For the older groups of children art supplies should also include paints as a priority. As the children get into middle school and high school their artistic skills will be developing and as teachers we want to encourage that artistic development–not prevent them from moving forward with their talents. For example: finger paints just are not going to do the trick if the students are going to be using brushes–watercolors are also out of the question because the students are above that now. Sometimes in high schools advanced upperclassmen, as well as some students in colleges will revert to watercolors for certain projects–but by that time they are in a whole new league. For the older grades–even older elementary students like fourth and fifth graders your art supplies should include acrylic paints and brushes of several sizes. The students will also need easels and paint trays.

As they get even older it is great to have additional art supplies such as oil paints as well as, paint sponges, spray paints or preferably, airbrushes, canvases and frames (or wood for frames the students can build themselves), pastels are great supplies and so are charcoals, as well as clay and pottery wheels–if your budget allows.

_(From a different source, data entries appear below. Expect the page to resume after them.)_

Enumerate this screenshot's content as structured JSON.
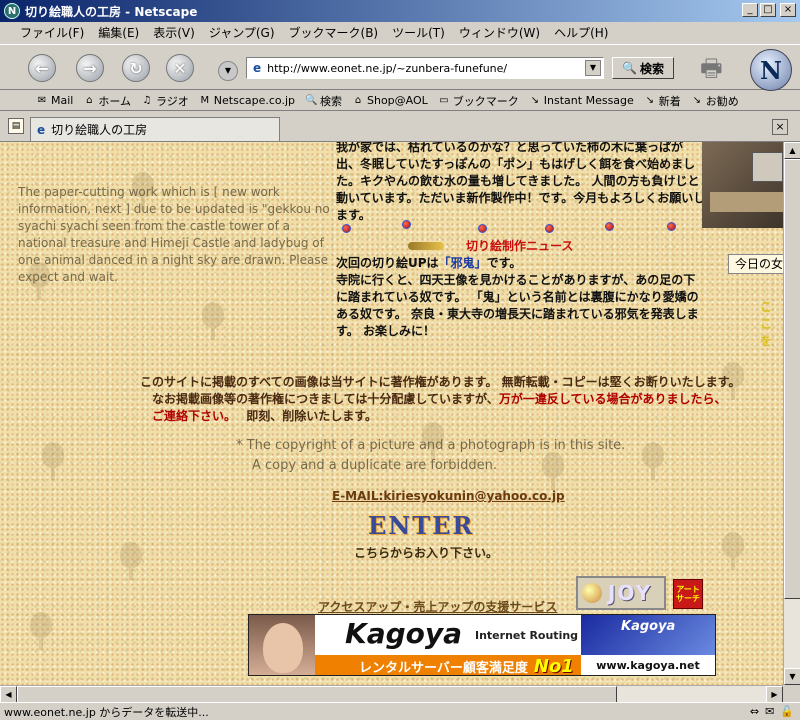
{
  "window": {
    "title": "切り絵職人の工房 - Netscape",
    "app_icon": "netscape-n-icon",
    "buttons": [
      "minimize",
      "maximize",
      "close"
    ]
  },
  "menubar": {
    "items": [
      "ファイル(F)",
      "編集(E)",
      "表示(V)",
      "ジャンプ(G)",
      "ブックマーク(B)",
      "ツール(T)",
      "ウィンドウ(W)",
      "ヘルプ(H)"
    ]
  },
  "navbar": {
    "url": "http://www.eonet.ne.jp/~zunbera-funefune/",
    "search_label": "検索"
  },
  "personal_toolbar": {
    "items": [
      {
        "label": "Mail",
        "icon": "mail-icon"
      },
      {
        "label": "ホーム",
        "icon": "home-icon"
      },
      {
        "label": "ラジオ",
        "icon": "headphones-icon"
      },
      {
        "label": "Netscape.co.jp",
        "icon": "my-icon"
      },
      {
        "label": "検索",
        "icon": "search-icon"
      },
      {
        "label": "Shop@AOL",
        "icon": "shop-icon"
      },
      {
        "label": "ブックマーク",
        "icon": "folder-icon"
      },
      {
        "label": "Instant Message",
        "icon": "bookmark-icon"
      },
      {
        "label": "新着",
        "icon": "bookmark-icon"
      },
      {
        "label": "お勧め",
        "icon": "bookmark-icon"
      }
    ]
  },
  "tab": {
    "label": "切り絵職人の工房"
  },
  "page": {
    "english_notice": "The paper-cutting work which is [ new work information, next ] due to be updated is \"gekkou no syachi syachi seen from the castle tower of a national treasure and Himeji Castle and ladybug of one animal danced in a night sky are drawn. Please expect and wait.",
    "news_top": "我が家では、枯れているのかな？と思っていた柿の木に葉っぱが出、冬眠していたすっぽんの「ポン」もはげしく餌を食べ始めました。キクやんの飲む水の量も増してきました。 人間の方も負けじと動いています。ただいま新作製作中！です。今月もよろしくお願いします。",
    "news_title": "切り絵制作ニュース",
    "news_line1_a": "次回の切り絵UPは",
    "news_line1_tag": "「邪鬼」",
    "news_line1_b": "です。",
    "news_body": "寺院に行くと、四天王像を見かけることがありますが、あの足の下に踏まれている奴です。 「鬼」という名前とは裏腹にかなり愛嬌のある奴です。 奈良・東大寺の増長天に踏まれている邪気を発表します。 お楽しみに！",
    "today_label": "今日の女",
    "side_text": "ここを",
    "copyright_jp_line1": "このサイトに掲載のすべての画像は当サイトに著作権があります。 無断転載・コピーは堅くお断りいたします。",
    "copyright_jp_line2_a": "なお掲載画像等の著作権につきましては十分配慮していますが、",
    "copyright_jp_line2_red": "万が一違反している場合がありましたら、",
    "copyright_jp_line3_red": "ご連絡下さい。",
    "copyright_jp_line3_b": "　 即刻、削除いたします。",
    "copyright_en_line1": "* The copyright of a picture and a photograph is in this site.",
    "copyright_en_line2": "A copy and a duplicate are forbidden.",
    "email": "E-MAIL:kiriesyokunin@yahoo.co.jp",
    "enter_logo": "ENTER",
    "enter_text": "こちらからお入り下さい。",
    "access_text": "アクセスアップ・売上アップの支援サービス",
    "joy_banner": "JOY",
    "art_banner_line1": "アート",
    "art_banner_line2": "サーチ",
    "kagoya": {
      "title": "Kagoya",
      "subtitle": "Internet Routing",
      "bar_text": "レンタルサーバー顧客満足度",
      "no1": "No1",
      "side_logo": "Kagoya",
      "url": "www.kagoya.net"
    }
  },
  "status": {
    "text": "www.eonet.ne.jp からデータを転送中..."
  }
}
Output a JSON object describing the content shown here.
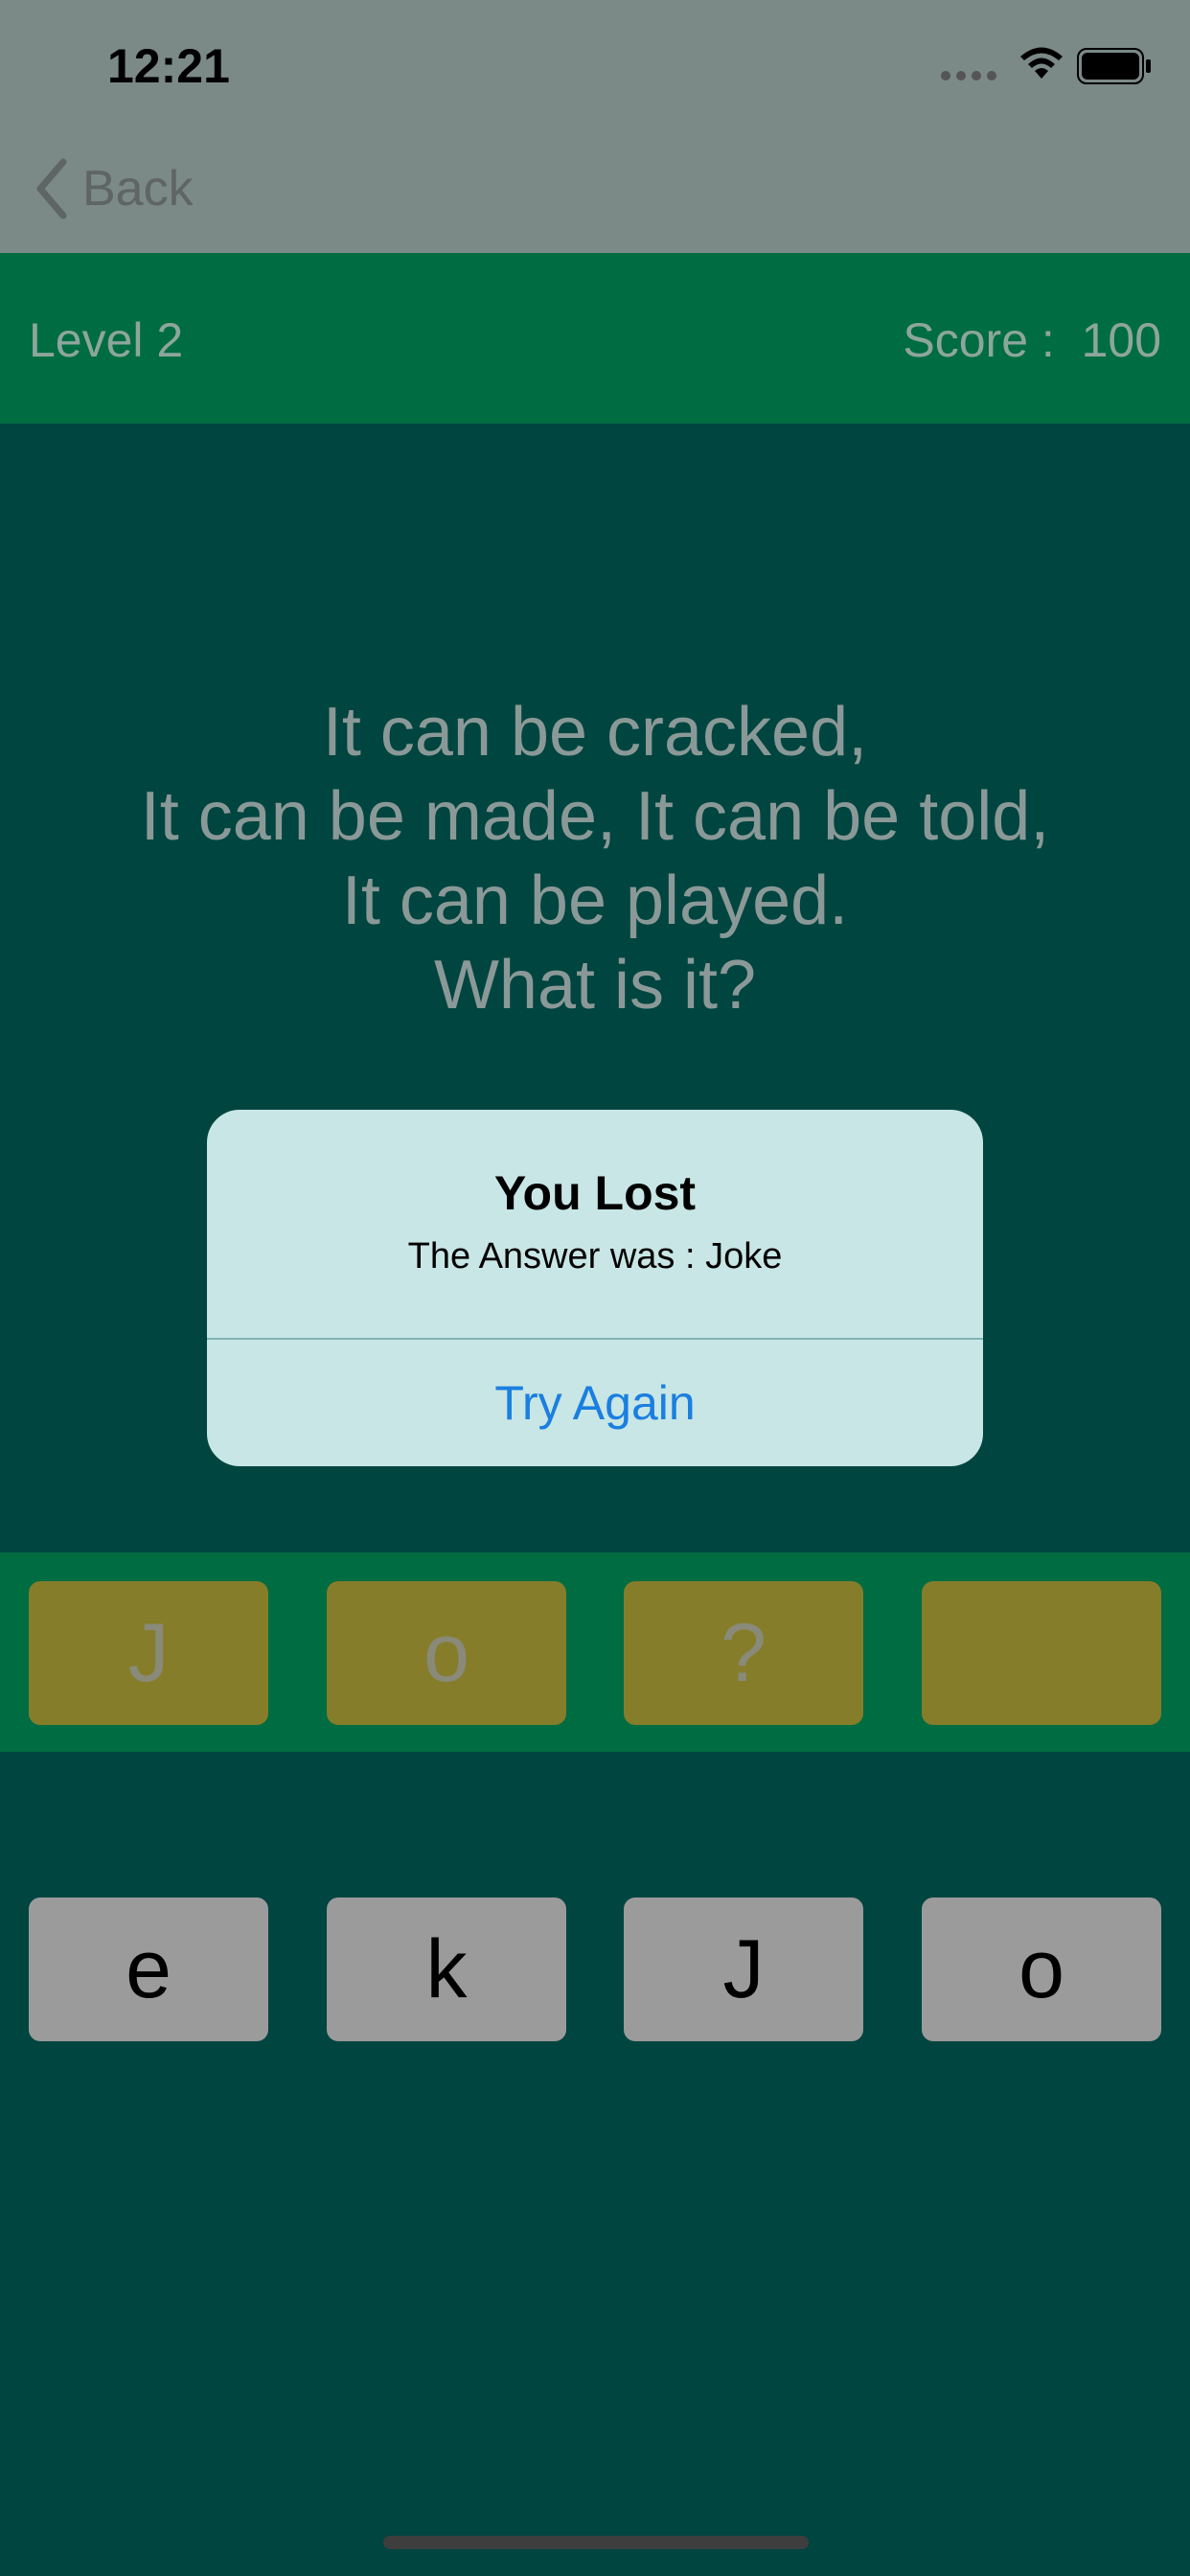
{
  "status_bar": {
    "time": "12:21"
  },
  "nav": {
    "back_label": "Back"
  },
  "header": {
    "level": "Level 2",
    "score": "Score :  100"
  },
  "riddle": {
    "lines": [
      "It can be cracked,",
      "It can be made, It can be told,",
      "It can be played.",
      "What is it?"
    ]
  },
  "answer_slots": [
    "J",
    "o",
    "?",
    ""
  ],
  "letter_keys": [
    "e",
    "k",
    "J",
    "o"
  ],
  "alert": {
    "title": "You Lost",
    "message": "The Answer was : Joke",
    "action_label": "Try Again"
  },
  "colors": {
    "background": "#004540",
    "header": "#006c42",
    "answer_slot": "#857d2a",
    "letter_key": "#9b9b9b",
    "alert_bg": "#c8e6e5",
    "link_blue": "#1a7fe0"
  }
}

I know that obtaining all of this is quite an expensive proposition, however, not an impossible one for all schools. All of these art supplies were provided by the school I attended in tenth through twelfth grade, and because of such resources the art program the school was able to provide was stellar (and still is). Students were able to excel in art immensely if they chose to take the art classes offered as electives. Classes like portraiture, oil painting, landscapes, abstract art, pottery, and so on. Some students even received college credits in art before they graduated high school. But without certain art supplies being provided for schools, schools will never have the option to offer such classes. It is certainly a thing to consider.